Debugging via Android Studio
This guide will show you how to perform native and Live Debugging when using the Magic Leap 2. Live Debugging is the scenario of attaching a debugger to a process that is running normally, or to a process where an exception that has been caught.
Debugger Setup Steps
On the AOSP-based Magic Leap 2 OS we can use Android Studio to debug the unity engine source, xr package source, and any other native library that you might have written for your project.
- Open your project in the Unity Editor, go to File > Build Settings > Android. Enable Export Project, select Debugging for Create symbols.zip and then hit Export.
If you are trying to debug the XR package or other native libs, copy the symbol files for your libraries into
EXPORTED\_FOLDER/unityLibrary/symbols/x86\_64
.Now open Android Studio and click the Open button and select the folder exported from the Editor. If Android Studio asks to take the project’s SDK or the one from Android Studio, take the SDK from the project. If Gradle asks to be upgraded, ignore it.

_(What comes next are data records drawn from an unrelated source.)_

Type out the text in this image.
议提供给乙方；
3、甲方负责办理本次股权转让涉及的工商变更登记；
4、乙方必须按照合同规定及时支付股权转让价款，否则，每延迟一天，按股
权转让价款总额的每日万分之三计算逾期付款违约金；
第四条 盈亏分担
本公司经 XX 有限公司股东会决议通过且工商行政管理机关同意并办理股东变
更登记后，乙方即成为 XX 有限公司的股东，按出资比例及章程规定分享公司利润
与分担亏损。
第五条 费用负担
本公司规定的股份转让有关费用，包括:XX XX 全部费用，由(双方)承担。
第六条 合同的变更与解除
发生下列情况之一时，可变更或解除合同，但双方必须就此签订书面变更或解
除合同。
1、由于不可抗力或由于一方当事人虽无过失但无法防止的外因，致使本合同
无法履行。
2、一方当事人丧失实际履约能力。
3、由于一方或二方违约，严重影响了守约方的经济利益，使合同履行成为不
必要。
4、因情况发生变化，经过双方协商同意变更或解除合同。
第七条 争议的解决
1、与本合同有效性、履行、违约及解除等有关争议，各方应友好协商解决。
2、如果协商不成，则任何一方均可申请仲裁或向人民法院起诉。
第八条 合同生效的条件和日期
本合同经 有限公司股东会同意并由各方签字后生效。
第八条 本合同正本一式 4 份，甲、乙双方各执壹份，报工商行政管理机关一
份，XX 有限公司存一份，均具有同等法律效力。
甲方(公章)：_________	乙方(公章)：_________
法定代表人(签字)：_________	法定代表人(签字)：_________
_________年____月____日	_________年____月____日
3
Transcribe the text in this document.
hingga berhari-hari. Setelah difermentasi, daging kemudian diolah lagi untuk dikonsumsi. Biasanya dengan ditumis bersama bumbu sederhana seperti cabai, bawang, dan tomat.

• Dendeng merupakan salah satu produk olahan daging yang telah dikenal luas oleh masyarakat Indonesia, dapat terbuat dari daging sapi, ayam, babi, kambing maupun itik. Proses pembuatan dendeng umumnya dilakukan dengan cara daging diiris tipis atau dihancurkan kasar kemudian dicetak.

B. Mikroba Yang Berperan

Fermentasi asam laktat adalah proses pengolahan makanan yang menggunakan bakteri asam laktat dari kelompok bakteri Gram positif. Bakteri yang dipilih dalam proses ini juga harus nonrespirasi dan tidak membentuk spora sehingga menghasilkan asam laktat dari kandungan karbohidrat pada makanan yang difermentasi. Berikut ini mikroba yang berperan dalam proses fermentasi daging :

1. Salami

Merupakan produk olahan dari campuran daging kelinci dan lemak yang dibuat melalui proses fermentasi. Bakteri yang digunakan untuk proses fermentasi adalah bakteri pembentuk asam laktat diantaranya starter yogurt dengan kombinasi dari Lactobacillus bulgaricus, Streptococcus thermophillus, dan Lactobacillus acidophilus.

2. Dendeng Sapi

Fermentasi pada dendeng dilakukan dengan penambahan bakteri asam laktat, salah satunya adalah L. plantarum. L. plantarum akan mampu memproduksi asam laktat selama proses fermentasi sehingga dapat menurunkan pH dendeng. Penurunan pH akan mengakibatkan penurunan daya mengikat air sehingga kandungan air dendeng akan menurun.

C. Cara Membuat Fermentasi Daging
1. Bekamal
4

- Go to Run > Edit Configurations > Debugger > Symbol Directories, select Debug Type as Native Only and then add the
EXPORTED\_FOLDER/unityLibrary/symbols/x86\_64
path to the list.
- Switch to the LLDB Post Attach Commands tab and add the following:
process handle SIGXCPU -n true -p true -s false
process handle SIGPWR -n true -p true -s false
- The source files for the lib you are debugging (be it the engine, the XR package or any other lib) will not show up in the Android Studio project view on its own. Drop in those files into the editor, set the breakpoints and then hit the Debug button (or go to Run > Debug). Make sure to select "Magic Leap Demophon" in the device menu, if not selected automatically.
- Android Studio will build, install and launch the app on the device and the pause on breakpoints and crashes, like any other debugger.
Additional Info
- This has only been tested with the Unity build type set to Debug.